— Я могу достать для вас хорошего кирпича, досок, бревен…
— На кой? — недоумевала Лукерья.
— Ну, вам же надобно для чего?то?
— Не надобно. Бог дал, — и показывала, к примеру, на кусок водопроводной трубы, — я подобрала. Вот и все.
— А зачем? — возвращался сосед к началу.
— Я ж говорю — матерьял! Что непонятного?
Зимой в «матерьяле» поселилась собака. Лукерья никак не отваживала ее и даже кормила, то есть выбрасывала теперь мусор не в выгребную яму, а под крыльцо, что по достоинству оценили все бродячие псы.

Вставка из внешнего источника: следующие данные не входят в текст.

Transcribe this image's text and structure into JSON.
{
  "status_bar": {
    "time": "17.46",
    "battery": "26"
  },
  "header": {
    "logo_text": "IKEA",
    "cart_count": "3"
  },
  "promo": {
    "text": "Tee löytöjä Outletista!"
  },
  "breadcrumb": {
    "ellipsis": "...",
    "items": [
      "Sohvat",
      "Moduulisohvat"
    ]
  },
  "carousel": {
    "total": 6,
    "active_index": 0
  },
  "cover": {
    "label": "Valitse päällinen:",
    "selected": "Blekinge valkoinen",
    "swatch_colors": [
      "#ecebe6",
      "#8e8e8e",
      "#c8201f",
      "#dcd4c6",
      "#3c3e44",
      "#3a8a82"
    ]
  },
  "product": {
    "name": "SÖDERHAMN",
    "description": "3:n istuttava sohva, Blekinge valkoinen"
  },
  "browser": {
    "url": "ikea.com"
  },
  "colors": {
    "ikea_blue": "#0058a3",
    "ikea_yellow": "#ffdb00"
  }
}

Весной, когда ненатурально ровные грядки соседа покрылись налетом всходов, Иван Тимофеевич объявил собакам войну: расклеил на заборах невесть где добытые печатные объявления об опасности заражения бешенством, вызвал из Москвы «живодерку», которая, правда, из?за распутицы не добралась, стал ходить по деревне с ружьем и однажды гордо похвастался, что «прибил наконец мерзавца, который топтал морковь».
— Так это же мой Трезор! — завопила Лукерья.
— Возможно, — согласился сосед. — Но ведь он — собака, а морковь — для меня.
— Ну и чего?
— А я человек. — Видя, что ход его рассуждений Лукерью не убеждает, вразумляюще заключил: — Венец, значит, творенья.
У Лукерьи глаза вытаращились до того, что стали сухими.
— Венец творенья? — переспросила она. И тут с женщиной случился приступ вроде астматического: она даже засмеяться не могла — выла и захлебывалась в этом вое.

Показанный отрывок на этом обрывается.